I am using xgboost python to perform text classification
Below is the trainset I am considering
itemid description category
11802974 SPRO VUH3C1 DIFFUSER VUH1 TRIPLE Space heaters Architectural Diffusers
10688548 ANTIQUE BRONZE FINISH PUSHBUTTON switch Door Bell Pushbuttons
9836436 Descente pour Cable tray fitting and accessories Tray Cable Drop Outs
I am constructing document term matrix of description using Sckit learn's counvectorizer which generate scipy matrix(As I have huge data of 1.1million I am using sparse representation to reduce space complexity) using below code
countvec = CountVectorizer()
documenttermmatrix=countvec.fit_transform(trainset['description'])
After that I will apply feature selection for the above matrix using
fs = feature_selection.SelectPercentile(feature_selection.chi2, percentile=40)

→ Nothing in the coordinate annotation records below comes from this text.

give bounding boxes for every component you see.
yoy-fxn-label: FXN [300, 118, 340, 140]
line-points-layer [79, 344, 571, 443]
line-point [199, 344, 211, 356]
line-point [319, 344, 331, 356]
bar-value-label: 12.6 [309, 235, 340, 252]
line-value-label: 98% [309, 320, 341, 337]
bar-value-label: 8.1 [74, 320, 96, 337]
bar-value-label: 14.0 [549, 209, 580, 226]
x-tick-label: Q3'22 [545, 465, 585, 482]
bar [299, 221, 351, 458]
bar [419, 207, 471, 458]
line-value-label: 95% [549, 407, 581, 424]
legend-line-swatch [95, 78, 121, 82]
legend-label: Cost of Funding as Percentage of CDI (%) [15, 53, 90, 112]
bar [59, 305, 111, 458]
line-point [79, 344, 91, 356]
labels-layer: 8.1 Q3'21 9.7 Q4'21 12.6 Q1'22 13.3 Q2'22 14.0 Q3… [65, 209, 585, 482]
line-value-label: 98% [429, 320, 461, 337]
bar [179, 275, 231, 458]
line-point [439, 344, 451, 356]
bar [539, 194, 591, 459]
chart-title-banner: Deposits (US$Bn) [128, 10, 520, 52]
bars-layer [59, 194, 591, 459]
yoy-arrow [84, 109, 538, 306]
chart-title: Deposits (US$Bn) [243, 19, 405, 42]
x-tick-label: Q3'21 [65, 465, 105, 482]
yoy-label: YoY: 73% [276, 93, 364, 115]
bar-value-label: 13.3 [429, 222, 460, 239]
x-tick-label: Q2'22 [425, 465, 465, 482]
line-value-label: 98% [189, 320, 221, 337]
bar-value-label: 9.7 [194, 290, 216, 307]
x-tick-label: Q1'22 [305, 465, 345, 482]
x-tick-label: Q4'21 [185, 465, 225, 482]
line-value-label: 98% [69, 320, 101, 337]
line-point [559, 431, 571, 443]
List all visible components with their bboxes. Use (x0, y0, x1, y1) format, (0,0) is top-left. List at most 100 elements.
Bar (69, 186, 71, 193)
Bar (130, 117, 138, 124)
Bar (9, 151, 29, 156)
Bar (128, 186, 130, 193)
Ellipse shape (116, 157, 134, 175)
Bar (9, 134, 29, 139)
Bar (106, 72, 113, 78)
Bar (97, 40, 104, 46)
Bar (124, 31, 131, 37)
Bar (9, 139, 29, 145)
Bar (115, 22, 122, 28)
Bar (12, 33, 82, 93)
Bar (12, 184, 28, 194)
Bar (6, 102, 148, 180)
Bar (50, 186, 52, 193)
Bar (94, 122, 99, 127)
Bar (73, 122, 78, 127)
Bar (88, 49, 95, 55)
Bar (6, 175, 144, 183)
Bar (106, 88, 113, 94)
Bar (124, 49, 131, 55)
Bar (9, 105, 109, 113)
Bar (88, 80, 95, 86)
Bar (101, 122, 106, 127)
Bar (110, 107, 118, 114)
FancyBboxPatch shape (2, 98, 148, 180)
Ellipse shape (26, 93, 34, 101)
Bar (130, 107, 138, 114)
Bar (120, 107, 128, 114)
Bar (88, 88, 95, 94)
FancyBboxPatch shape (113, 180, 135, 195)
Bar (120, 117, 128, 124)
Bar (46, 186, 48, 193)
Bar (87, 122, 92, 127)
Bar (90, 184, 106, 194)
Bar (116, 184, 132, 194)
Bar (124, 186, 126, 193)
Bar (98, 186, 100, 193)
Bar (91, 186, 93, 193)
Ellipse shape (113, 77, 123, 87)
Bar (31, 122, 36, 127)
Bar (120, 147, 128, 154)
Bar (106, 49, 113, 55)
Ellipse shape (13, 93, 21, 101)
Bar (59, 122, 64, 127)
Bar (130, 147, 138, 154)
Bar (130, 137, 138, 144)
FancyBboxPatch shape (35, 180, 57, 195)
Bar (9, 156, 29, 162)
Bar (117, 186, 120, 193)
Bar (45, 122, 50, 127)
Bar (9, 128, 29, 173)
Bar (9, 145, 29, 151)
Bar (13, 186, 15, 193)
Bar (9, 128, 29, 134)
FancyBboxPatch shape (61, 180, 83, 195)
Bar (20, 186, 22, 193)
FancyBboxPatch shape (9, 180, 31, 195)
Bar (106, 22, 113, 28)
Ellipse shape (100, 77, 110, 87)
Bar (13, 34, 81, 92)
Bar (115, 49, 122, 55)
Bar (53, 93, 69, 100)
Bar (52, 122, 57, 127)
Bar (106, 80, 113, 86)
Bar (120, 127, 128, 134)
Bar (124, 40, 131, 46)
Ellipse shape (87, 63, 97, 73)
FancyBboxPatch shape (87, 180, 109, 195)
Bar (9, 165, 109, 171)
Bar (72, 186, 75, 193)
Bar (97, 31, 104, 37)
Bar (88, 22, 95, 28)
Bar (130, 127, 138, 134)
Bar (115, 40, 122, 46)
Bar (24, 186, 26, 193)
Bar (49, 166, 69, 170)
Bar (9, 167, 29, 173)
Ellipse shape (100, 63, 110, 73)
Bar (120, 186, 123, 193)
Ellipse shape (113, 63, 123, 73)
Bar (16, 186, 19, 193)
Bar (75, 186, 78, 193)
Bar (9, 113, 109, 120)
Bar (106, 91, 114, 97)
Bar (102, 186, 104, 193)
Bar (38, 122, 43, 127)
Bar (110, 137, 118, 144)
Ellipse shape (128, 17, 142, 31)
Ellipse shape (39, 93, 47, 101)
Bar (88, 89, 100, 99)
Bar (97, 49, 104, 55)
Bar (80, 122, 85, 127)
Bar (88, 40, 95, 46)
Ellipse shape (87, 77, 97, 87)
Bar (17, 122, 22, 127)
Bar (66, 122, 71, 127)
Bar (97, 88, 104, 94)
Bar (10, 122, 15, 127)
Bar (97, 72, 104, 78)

documenttermmatrix_train= fs.fit_transform(documenttermmatrix,y1_train)
I am using xgboost classifier to train the model
model = XGBClassifier(silent=False)
model.fit(documenttermmatrix_train, y_train,verbose=True)
Below is the testset i am considering
itemid description category
9836442 TRIPLE Space heaters Architectural Diffusers
13863918 pushbutton switch Door Bell Pushbuttons
I am constructing seperate matrix for test set as I did it for train set using below code
documenttermmatrix_test=countvec.fit_transform(testset['description'])
while preicting testset Xgboost expects all the features of trainset to be in testset but it is not possible( sparse matrix represents only non-zero entries)
I cannot combine train and test set into single dataset as i need to do feature selection only for trainset
Can anyone tell how can I approach further?